What to use to generate OAuth 2 access token

2019-05-31 16:49发布

问题:

So I am playing around with trying to implement as closely as I can OAuth 2 for this API I am building. I am at the point where I need to generate the access_token however I am trying to figure out the best method of doing this. I have read in a very place where people are encrypting the revenant information and the access_token (like expired date, client id, etc...) in order to prevent a database lookup on each API call.

I was think about that and thought, how does that way of generating the access_token handle revoking access? I mean one of the advantages of using OAuth is the ability to revoke access to your data for an application if I am just using the encrypted data without a look up in the database, if I revoke an application, it is still going to have access to my data until at least that access_token expires.

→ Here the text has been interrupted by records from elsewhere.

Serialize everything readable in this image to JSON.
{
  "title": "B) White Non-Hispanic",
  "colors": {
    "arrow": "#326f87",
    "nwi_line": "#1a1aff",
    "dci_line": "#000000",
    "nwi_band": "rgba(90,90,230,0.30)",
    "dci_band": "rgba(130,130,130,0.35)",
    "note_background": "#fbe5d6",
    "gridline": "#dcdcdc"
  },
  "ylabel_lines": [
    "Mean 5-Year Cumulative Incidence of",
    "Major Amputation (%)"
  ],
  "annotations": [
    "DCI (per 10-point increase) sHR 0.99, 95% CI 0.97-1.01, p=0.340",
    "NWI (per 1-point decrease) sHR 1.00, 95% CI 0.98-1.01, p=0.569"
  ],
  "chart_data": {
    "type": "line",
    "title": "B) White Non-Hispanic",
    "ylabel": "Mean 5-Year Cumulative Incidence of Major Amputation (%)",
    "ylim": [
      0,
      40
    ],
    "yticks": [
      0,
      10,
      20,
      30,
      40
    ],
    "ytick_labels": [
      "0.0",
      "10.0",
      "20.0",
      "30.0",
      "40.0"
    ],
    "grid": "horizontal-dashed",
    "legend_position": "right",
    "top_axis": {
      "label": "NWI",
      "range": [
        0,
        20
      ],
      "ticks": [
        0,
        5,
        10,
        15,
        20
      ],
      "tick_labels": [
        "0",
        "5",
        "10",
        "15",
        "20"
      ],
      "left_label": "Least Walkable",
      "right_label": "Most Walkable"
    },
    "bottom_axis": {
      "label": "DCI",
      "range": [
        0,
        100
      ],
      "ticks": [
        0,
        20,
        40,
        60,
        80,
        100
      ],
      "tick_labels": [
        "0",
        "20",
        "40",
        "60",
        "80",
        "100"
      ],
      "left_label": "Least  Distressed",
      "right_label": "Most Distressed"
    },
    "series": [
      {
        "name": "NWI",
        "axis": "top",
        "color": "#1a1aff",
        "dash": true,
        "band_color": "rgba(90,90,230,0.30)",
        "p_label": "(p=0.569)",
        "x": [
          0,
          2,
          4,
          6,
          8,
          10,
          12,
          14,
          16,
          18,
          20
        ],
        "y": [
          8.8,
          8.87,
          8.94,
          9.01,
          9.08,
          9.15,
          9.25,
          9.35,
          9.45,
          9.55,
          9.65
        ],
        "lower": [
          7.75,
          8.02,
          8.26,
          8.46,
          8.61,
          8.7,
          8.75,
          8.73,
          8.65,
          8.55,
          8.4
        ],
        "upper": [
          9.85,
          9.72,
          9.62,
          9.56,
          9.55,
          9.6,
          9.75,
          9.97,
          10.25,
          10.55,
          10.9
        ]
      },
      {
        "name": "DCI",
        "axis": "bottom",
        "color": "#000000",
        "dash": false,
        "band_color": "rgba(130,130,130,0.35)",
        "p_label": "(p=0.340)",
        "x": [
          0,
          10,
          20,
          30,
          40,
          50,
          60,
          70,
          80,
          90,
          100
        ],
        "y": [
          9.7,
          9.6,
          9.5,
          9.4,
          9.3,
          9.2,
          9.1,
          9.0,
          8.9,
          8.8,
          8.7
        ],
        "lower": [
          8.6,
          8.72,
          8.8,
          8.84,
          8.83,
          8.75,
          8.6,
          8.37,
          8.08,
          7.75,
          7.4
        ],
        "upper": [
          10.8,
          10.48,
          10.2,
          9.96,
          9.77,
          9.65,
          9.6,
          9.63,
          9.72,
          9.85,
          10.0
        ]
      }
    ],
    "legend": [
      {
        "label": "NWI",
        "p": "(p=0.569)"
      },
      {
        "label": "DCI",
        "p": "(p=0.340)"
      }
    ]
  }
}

I would think a better to way to prevent a lookup in a relational database would be to also store the access_token in a key/value database (like redis) since that would be a bit faster. This way if someone revokes access to an application, it can delete both the record in the relational database and in the key/value data.

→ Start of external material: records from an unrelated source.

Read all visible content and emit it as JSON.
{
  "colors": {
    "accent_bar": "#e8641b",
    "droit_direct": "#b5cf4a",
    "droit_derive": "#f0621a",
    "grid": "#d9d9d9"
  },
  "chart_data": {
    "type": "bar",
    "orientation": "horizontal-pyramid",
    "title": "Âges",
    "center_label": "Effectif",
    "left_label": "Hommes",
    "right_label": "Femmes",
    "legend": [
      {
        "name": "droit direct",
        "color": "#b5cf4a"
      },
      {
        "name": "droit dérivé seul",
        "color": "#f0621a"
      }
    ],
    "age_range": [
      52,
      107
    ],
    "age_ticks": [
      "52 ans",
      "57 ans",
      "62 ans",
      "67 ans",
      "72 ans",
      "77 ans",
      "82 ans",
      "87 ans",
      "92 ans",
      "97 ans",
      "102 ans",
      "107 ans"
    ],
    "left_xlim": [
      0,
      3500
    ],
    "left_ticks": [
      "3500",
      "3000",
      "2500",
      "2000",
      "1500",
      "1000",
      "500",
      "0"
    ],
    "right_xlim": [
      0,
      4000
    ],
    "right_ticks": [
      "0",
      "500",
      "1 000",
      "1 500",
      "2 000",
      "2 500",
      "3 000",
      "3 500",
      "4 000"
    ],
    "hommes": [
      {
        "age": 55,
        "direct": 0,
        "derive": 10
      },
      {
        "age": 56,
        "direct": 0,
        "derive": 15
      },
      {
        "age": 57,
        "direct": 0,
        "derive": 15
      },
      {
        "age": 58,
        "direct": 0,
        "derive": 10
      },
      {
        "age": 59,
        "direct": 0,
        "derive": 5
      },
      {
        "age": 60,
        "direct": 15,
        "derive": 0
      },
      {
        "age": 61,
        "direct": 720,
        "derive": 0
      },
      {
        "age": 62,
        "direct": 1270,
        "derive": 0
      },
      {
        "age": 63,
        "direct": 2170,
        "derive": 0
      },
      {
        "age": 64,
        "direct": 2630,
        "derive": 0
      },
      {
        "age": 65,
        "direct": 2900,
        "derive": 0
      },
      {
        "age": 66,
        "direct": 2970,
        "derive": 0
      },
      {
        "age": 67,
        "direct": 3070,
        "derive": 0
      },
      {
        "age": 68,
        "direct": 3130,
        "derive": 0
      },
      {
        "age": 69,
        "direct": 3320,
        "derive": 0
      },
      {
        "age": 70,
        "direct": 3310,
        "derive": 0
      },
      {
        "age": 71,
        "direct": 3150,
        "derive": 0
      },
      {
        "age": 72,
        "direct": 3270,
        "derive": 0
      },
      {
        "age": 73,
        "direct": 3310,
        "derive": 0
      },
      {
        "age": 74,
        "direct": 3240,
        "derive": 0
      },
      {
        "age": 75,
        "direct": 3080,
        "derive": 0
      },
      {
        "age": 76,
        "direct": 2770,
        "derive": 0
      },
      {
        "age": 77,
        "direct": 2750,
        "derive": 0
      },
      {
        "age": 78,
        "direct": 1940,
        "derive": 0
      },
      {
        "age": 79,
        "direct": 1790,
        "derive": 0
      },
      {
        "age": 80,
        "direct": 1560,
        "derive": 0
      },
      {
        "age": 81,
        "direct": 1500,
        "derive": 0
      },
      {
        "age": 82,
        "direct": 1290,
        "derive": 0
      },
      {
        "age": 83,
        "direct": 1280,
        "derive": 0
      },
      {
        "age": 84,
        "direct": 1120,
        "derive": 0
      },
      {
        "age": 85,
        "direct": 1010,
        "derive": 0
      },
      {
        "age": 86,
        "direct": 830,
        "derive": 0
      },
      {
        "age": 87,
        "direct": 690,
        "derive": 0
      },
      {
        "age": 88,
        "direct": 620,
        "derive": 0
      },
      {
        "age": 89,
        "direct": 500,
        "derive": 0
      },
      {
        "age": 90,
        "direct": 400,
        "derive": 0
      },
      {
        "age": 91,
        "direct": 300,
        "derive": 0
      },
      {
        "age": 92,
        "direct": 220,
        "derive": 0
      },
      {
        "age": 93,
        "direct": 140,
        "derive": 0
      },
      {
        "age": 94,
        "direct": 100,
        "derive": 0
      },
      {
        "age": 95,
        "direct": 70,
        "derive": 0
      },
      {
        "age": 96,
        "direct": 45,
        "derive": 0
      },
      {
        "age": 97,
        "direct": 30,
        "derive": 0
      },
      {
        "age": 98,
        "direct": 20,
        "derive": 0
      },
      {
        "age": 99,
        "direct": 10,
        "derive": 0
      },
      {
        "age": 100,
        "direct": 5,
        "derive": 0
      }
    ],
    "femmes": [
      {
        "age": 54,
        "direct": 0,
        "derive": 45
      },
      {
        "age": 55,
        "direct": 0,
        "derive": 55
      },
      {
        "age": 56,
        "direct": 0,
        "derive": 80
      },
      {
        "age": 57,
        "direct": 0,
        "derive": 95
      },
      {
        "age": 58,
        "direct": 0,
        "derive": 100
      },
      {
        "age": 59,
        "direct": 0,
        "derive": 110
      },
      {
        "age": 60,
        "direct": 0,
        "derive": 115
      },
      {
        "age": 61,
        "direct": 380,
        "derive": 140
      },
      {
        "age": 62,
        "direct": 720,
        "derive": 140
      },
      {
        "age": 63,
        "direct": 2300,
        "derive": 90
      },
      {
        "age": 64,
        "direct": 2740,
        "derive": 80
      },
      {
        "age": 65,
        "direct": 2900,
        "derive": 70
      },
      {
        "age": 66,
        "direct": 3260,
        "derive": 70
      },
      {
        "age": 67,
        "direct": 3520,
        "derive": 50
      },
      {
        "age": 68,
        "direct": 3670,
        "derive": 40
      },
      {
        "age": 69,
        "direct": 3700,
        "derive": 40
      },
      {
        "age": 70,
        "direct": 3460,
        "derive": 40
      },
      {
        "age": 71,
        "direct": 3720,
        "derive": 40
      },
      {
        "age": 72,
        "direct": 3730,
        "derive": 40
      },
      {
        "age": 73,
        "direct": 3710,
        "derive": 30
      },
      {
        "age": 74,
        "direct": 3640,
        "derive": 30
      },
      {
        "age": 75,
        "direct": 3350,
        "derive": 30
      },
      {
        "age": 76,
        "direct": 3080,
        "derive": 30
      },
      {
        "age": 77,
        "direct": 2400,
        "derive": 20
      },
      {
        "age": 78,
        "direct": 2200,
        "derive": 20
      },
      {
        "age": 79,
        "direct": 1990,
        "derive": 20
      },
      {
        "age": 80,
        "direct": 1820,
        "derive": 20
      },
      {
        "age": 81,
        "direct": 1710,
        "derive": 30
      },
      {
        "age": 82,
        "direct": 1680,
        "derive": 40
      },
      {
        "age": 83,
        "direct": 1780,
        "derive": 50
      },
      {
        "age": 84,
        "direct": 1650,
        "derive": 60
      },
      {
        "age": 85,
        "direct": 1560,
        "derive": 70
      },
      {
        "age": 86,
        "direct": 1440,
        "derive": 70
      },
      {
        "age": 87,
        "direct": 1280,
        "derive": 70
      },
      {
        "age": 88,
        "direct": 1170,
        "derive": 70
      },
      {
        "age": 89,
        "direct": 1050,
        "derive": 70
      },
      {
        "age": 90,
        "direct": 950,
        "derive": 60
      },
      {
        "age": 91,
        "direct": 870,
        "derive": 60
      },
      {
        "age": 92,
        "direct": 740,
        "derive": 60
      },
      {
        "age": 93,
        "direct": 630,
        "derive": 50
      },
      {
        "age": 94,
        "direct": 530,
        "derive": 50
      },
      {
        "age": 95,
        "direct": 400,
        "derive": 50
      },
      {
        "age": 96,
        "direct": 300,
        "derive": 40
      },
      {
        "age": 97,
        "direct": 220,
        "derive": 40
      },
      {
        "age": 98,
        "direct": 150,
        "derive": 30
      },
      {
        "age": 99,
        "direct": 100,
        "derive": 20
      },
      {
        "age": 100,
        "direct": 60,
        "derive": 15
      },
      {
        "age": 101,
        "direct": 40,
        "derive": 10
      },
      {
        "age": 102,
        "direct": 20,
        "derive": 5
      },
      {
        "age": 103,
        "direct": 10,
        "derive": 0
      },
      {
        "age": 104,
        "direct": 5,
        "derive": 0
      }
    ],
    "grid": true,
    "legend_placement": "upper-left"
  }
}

Am i missing something, is there a way to use encrypted data to the access_token, prevent database look up for each API call, and since be able to revoke access at anytime?

回答1:

You already know the two approaches (tokens in database vs self-contained tokens) with their pros and cons, it's a choice you have to make. Most providers go for self-contained tokens, I propose the same as a starting point, e.g. JWS/JWE.

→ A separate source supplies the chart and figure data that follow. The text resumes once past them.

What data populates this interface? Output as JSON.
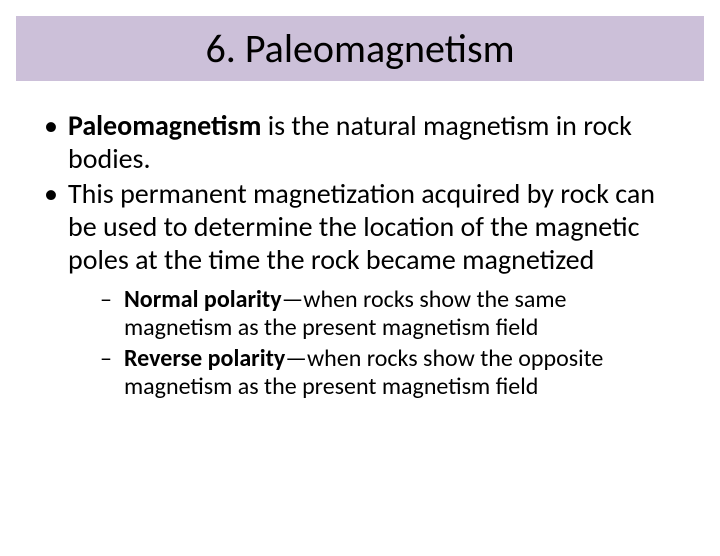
{
  "title": "6. Paleomagnetism",
  "bullets": [
    {
      "bold_lead": "Paleomagnetism",
      "rest": " is the natural magnetism in rock bodies."
    },
    {
      "text": "This permanent magnetization acquired by rock can be used to determine the location of the magnetic poles at the time the rock became magnetized"
    }
  ],
  "subbullets": [
    {
      "bold_lead": "Normal polarity",
      "rest": "—when rocks show the same magnetism as the present magnetism field"
    },
    {
      "bold_lead": "Reverse polarity",
      "rest": "—when rocks show the opposite magnetism as the present magnetism field"
    }
  ],
  "colors": {
    "title_bg": "#ccc0d9",
    "text": "#000000",
    "page_bg": "#ffffff"
  },
  "typography": {
    "title_fontsize": 40,
    "bullet_fontsize": 28,
    "sub_fontsize": 24,
    "font_family": "Calibri"
  }
}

However, instead of simple self-contained tokens, I think you can tweak it a bit and combine the best of the two worlds with a simple trick (I guess most providers may do the same). Considering token revokes an exceptional case (at least occuring much less than normal token operations), you can keep only the list of revoked tokens in a database. Validating a token, you can search for it in the list of revoked tokens: if not found, its signed or encrypted content can be used as normal. This way you still have a database, but with significantly less records and faster lookups. E.g. you can use only your key/value database instead of having both a key/value and a relational database. If you don't expect heavy traffic for your API, you may even save the whole database lookup by keeping the list of revoked tokens in memory, and e.g. periodically sweeping them from the list after they would expire anyway.